One of the things I looked forward to the most about my Jerusalem visit was seeing the Immovable Ladder in person.
The Church of the Holy Sepulchre is home to many things that are sacred to many different religions. This isn’t a church like you or I usually think of churches – even just calling it a church is the understatement of the millennia. It’s built around the site of the crucifixion, Jesus’s tomb, and four of the Stations of the Cross.
Look slowly at the outside of the building. Notice the different stones and styles. It’s been pieced together slowly over the last couple thousand years like an architectural version of Katamari Damacy:
And look closer at the two windows on the right. There’s a ladder underneath the right side window:
That’s the Immovable Ladder.
Oh it can move alright, but no one is allowed to move it.

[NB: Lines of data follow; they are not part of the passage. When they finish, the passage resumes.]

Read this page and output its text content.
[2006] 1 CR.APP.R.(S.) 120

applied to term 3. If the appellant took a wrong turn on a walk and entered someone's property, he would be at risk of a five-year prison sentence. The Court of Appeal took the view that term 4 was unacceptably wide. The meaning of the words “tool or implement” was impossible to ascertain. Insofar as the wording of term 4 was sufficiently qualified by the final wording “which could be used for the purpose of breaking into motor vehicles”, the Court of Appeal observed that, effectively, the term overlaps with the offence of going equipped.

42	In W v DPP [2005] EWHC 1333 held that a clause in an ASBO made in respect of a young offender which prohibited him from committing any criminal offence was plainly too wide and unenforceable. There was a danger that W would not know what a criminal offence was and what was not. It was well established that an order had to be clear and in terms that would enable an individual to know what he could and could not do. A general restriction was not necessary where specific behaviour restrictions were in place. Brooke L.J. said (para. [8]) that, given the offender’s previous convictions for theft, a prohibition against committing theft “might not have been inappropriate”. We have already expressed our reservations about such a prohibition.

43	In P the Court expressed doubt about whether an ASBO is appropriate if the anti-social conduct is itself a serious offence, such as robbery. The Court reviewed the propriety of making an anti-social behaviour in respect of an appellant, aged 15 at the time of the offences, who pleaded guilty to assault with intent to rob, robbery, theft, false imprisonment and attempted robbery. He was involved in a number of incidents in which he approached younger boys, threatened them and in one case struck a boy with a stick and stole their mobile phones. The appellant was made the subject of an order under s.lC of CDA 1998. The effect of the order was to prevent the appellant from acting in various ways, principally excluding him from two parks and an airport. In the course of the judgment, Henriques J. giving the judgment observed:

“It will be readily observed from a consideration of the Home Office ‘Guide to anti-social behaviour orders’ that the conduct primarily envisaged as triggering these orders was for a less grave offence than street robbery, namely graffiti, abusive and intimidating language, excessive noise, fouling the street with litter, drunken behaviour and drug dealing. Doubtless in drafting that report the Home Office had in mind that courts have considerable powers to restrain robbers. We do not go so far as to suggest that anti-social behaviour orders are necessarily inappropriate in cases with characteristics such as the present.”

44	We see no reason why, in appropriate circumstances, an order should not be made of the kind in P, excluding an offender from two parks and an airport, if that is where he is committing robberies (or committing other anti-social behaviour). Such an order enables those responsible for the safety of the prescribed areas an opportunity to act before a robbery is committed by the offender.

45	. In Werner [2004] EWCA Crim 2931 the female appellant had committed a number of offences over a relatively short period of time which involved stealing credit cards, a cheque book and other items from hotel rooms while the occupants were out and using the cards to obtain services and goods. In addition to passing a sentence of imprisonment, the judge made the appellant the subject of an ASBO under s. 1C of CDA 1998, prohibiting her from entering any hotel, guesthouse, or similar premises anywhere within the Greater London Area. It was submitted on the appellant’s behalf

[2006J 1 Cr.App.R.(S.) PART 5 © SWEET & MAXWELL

See, the Church of the Holy Sepulchre is maintained by six different religions, and no one is allowed to do anything in this church without getting agreement from all of the other churches. They can’t replace paintings, resurface floors, raise signage, or fix the broken restrooms without building consensus first. And of course, every religion wants something for themselves in order to consider doing something for another religion.

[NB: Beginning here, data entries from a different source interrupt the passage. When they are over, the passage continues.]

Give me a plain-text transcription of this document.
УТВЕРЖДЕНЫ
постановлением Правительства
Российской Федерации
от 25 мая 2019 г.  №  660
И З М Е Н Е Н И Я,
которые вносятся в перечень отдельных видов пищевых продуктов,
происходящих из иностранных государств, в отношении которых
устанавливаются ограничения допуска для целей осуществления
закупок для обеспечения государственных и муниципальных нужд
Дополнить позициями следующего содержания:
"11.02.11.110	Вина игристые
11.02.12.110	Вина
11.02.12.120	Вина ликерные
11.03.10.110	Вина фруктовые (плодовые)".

This policy has a name: status quo. (No, seriously, that isn’t the generic term – it’s the actual name of their community territory agreement.)
In the mid-1800s, someone leaned a ladder up against the Church. And there it’s remained, dating back through every modern photograph, painting, and drawing of the church, barring a few where the artists appear to have edited out the ladder for beauty.
It’s someone’s legacy.
Ever since I learned about the Immovable Ladder, it’s all I can think about when I see software being built. Are we building something that really solves a problem for someone? Or are we building something that, as soon as it’s built, we’re never going to be allowed to take it down without gathering consensus from a set of departments and users who never wanna agree about anything?
Or in other words, what can I do to avoid writing this new software?